HomeSportBarramundi biting again at Monduran

Barramundi biting again at Monduran

Nicholas Sarnadsky with the nice queenfish he caught recently.
Nicholas Sarnadsky with the nice queenfish he caught recently.

With Christmas and New Year done and dusted, it’s time to make a few New Year resolutions to get out and catch your trophy fish, whether it be a barramundi or a queenfish.

Lake Monduran

For all the barramundi addicts who need a barra fix, Lake Monduran is on fire at the moment with reports of a metre fish being caught and a lot of 80cm to 90cm models coming in.

Monduran is coming back to the days of old.

If you’re looking to go to Monduran for the first time, when launching your boat look to see which way the wind is blowing and head in that direction.

The wind will act like a current and fish will move with that current.

Find yourself a good bay or point with a bit of weed or structure on it and tie up to a tree. Casting with the wind to and around the point may produce the goods.

Best time for bite time is early morning. Once the sun is a bit higher on the water go a bit deeper with your lures; the fish may have moved a bit wider from the bank.

Lures to use are good suspending lures like the Jackall Squirrels, the B52 and for a little bit deeper and wider, the good old Squidgy Slick Rig in 110mm or 130mm.

Also, that $150,000 golden barra hasn’t been caught yet, so go and give it a try.

Harlan Bignell with the 89cm flathead he caught and released recently.
Harlan Bignell with the 89cm flathead he caught and released recently.

Bundaberg offshore

With constant winds blowing around the Bundaberg area for the week, fishing offshore will be a little uncomfortable.

For anglers wanting to have a go in the bigger boats, check the latest forecast to be safe before heading out.

Bundaberg inshore

For those in smaller boats who want to poke their nose out the front, a few Spanish mackerel have been reported not far off the shoreline from the mouth of the Burnett River right along to the Elliott River.

Also, while trolling, have a spoon or slug rigged.
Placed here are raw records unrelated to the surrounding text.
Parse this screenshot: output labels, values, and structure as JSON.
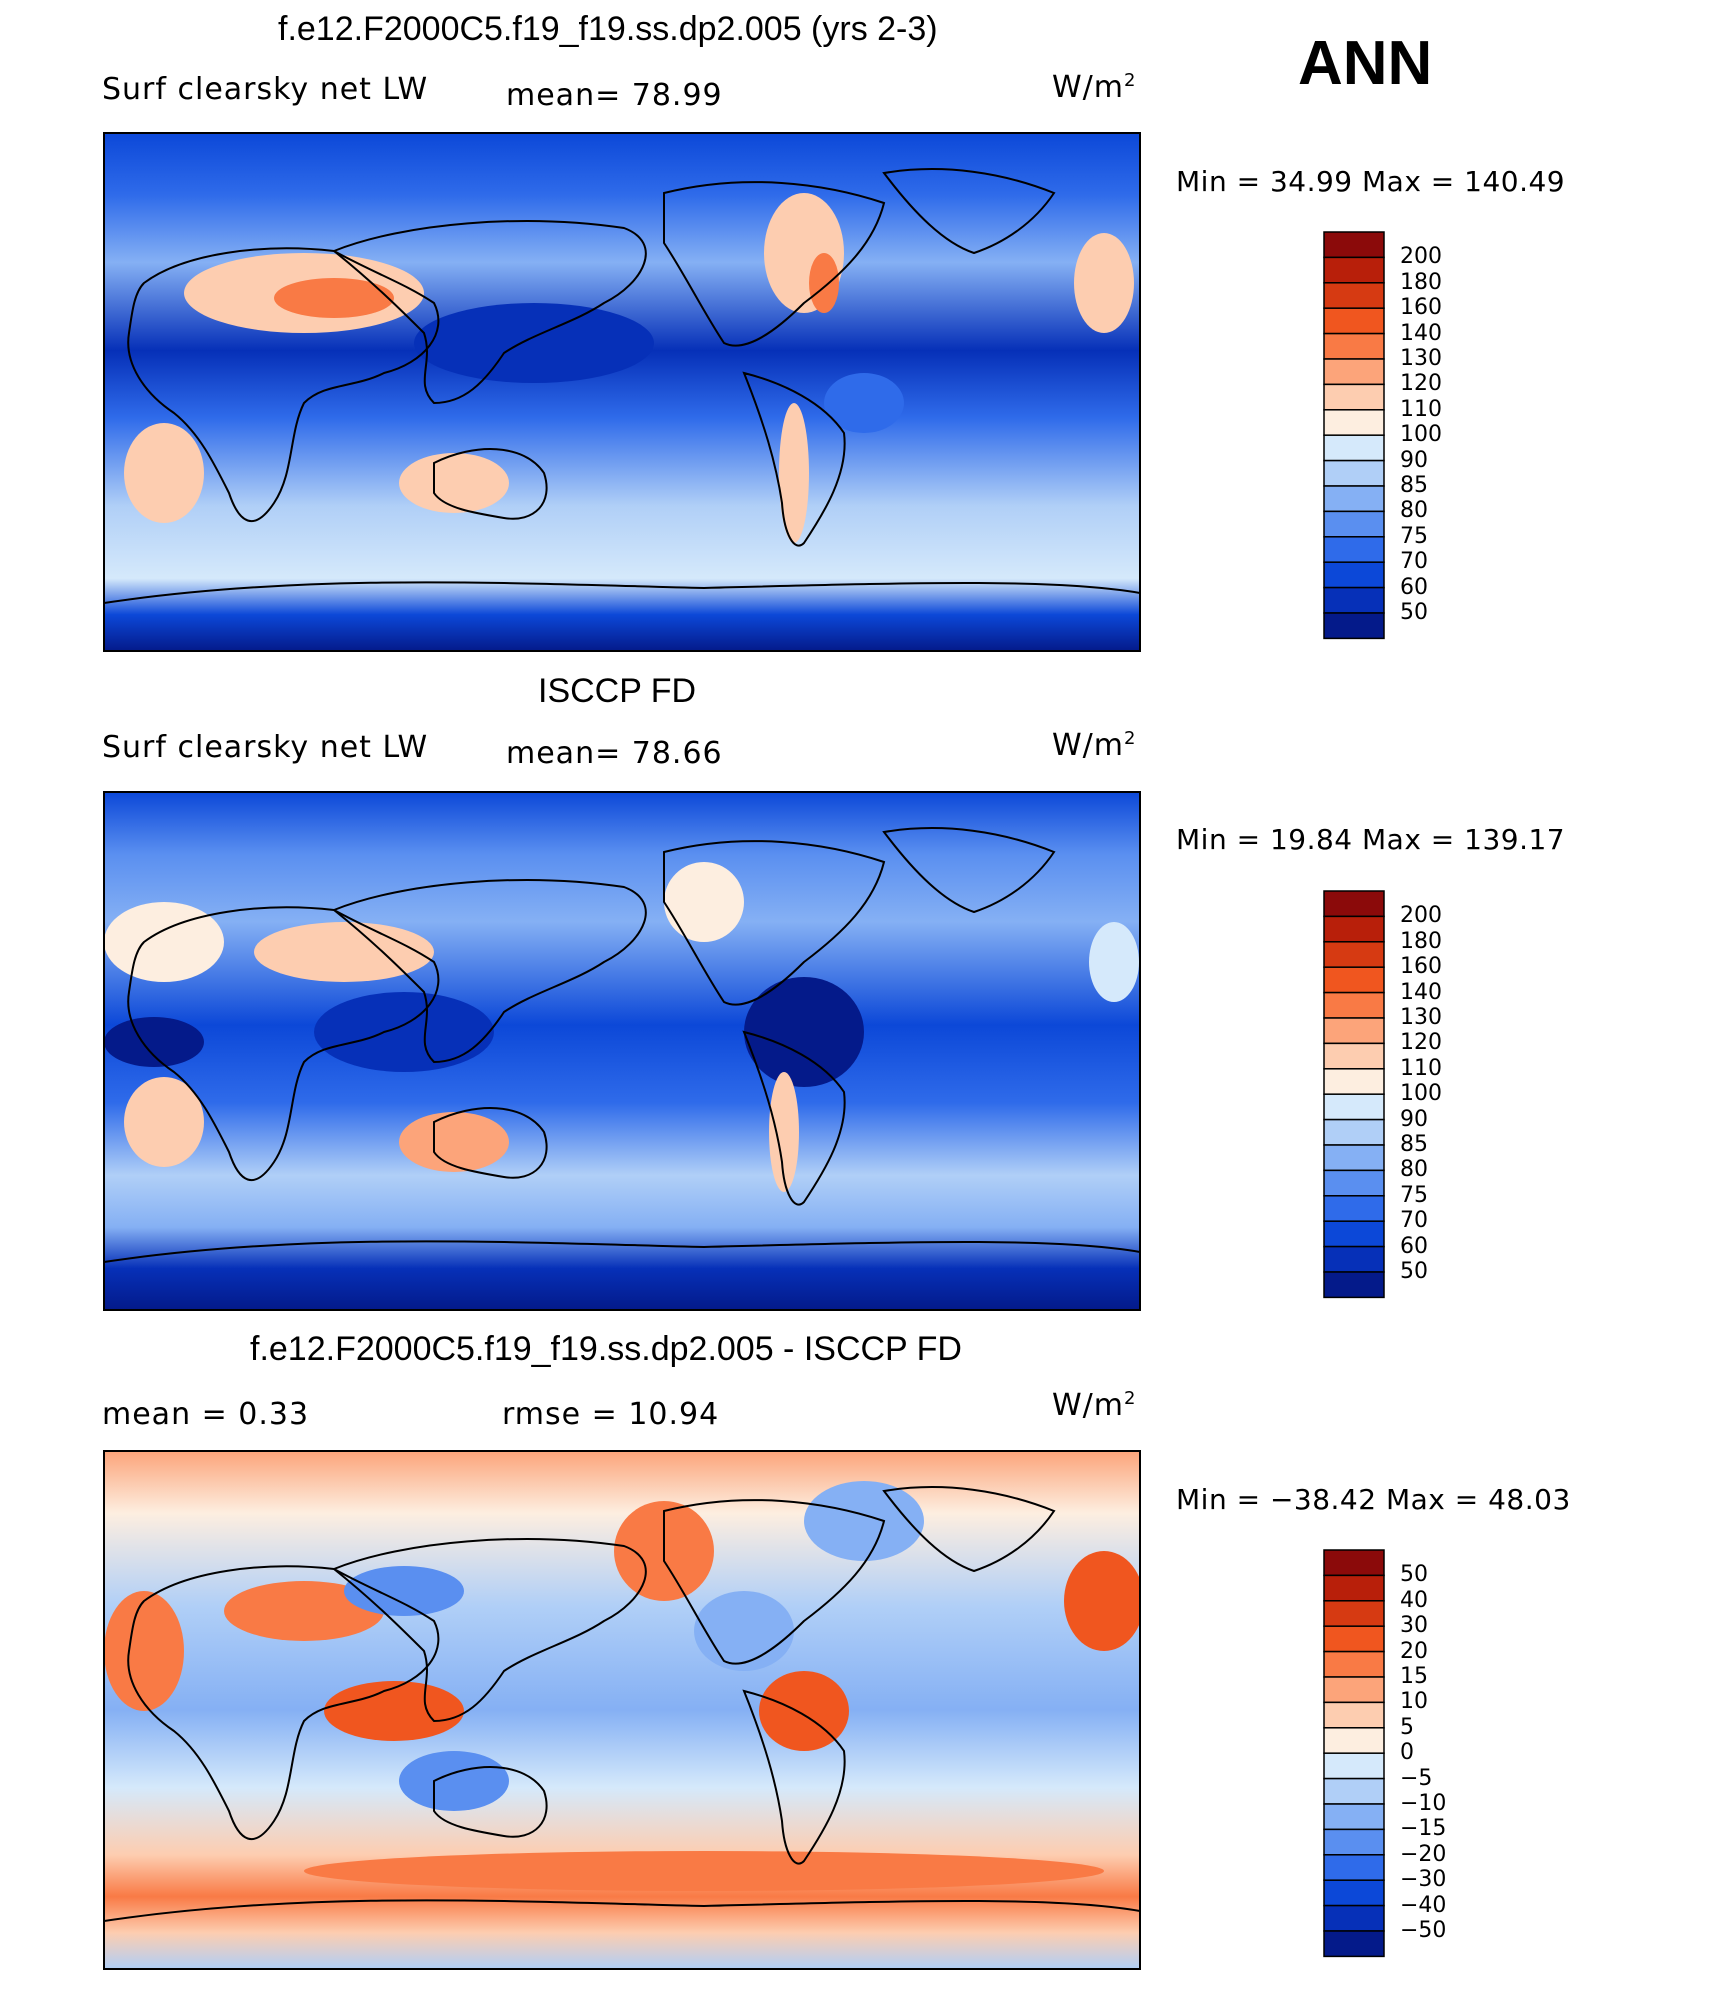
{
  "season": "ANN",
  "units_main": "W/m",
  "units_sup": "2",
  "panels": [
    {
      "title": "f.e12.F2000C5.f19_f19.ss.dp2.005 (yrs 2-3)",
      "left_label": "Surf clearsky net LW",
      "mid_label": "mean=   78.99",
      "minmax": "Min =   34.99  Max  =  140.49",
      "levels": [
        "200",
        "180",
        "160",
        "140",
        "130",
        "120",
        "110",
        "100",
        "90",
        "85",
        "80",
        "75",
        "70",
        "60",
        "50"
      ],
      "colors": [
        "#8b0a0a",
        "#b81f0a",
        "#d63a12",
        "#f0561f",
        "#f97a45",
        "#fca47a",
        "#fdcdb0",
        "#fdeee0",
        "#d5e9fb",
        "#b0cff7",
        "#85b0f4",
        "#5a8ff0",
        "#2f6bea",
        "#0c48d8",
        "#0630b8",
        "#041a8a"
      ]
    },
    {
      "title": "ISCCP FD",
      "left_label": "Surf clearsky net LW",
      "mid_label": "mean=   78.66",
      "minmax": "Min =   19.84  Max  =  139.17",
      "levels": [
        "200",
        "180",
        "160",
        "140",
        "130",
        "120",
        "110",
        "100",
        "90",
        "85",
        "80",
        "75",
        "70",
        "60",
        "50"
      ],
      "colors": [
        "#8b0a0a",
        "#b81f0a",
        "#d63a12",
        "#f0561f",
        "#f97a45",
        "#fca47a",
        "#fdcdb0",
        "#fdeee0",
        "#d5e9fb",
        "#b0cff7",
        "#85b0f4",
        "#5a8ff0",
        "#2f6bea",
        "#0c48d8",
        "#0630b8",
        "#041a8a"
      ]
    },
    {
      "title": "f.e12.F2000C5.f19_f19.ss.dp2.005 - ISCCP FD",
      "left_label": "mean =     0.33",
      "mid_label": "rmse =   10.94",
      "minmax": "Min = −38.42  Max =    48.03",
      "levels": [
        "50",
        "40",
        "30",
        "20",
        "15",
        "10",
        "5",
        "0",
        "−5",
        "−10",
        "−15",
        "−20",
        "−30",
        "−40",
        "−50"
      ],
      "colors": [
        "#8b0a0a",
        "#b81f0a",
        "#d63a12",
        "#f0561f",
        "#f97a45",
        "#fca47a",
        "#fdcdb0",
        "#fdeee0",
        "#d5e9fb",
        "#b0cff7",
        "#85b0f4",
        "#5a8ff0",
        "#2f6bea",
        "#0c48d8",
        "#0630b8",
        "#041a8a"
      ]
    }
  ]
}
That way, if you run into any birds or bait boiling on the surface you can have a quick cast for any schoolie mackerel or spotties that may be feeding on the bait.

Burnett River

There have been good reports of mangrove jack and some big-size barramundi being caught as bycatch leading up to Christmas.

For any angler who does catch a barramundi in the closed season, please handle the fish with care and release it as soon as possible to give that fish a chance to spawn and make the river better for future fishing.

For those who want to start using soft plastics, flathead would be one of the easier fish to target.

Firstly, get into your local tackle store and pick up a combo with about 6lb to 10lb braid and grab a few soft plastics.

Regal Smart with his personal best mangrove jack caught recently.
Regal Smart with his personal best mangrove jack caught recently.

Try drifting along the sand or mud flats and casting up-current while working the lure with a lift-and-drop action.

Once you have caught a fish in the area, anchor up and fancast or repeat your drift.

Try different areas using this same technique and you should pick up a feed of flatties.

Baffle Creek and Kolan River

The Baffle and the Kolan are the two systems that are probably crabbing the best at the moment, so when heading out fishing, throw in a couple of crab pots beforehand.

There are good reports of mangrove jack and good-sized grunter being caught.

Fresh bait is always the best bait, so if you can cast-net a sprat or pump a few yabbies, this will be your best bet to get a good feed of fish.

Casting 3” to 4” soft plastics around the mangrove edges or rocky ledges should pick up a feed of jacks or some good bycatch.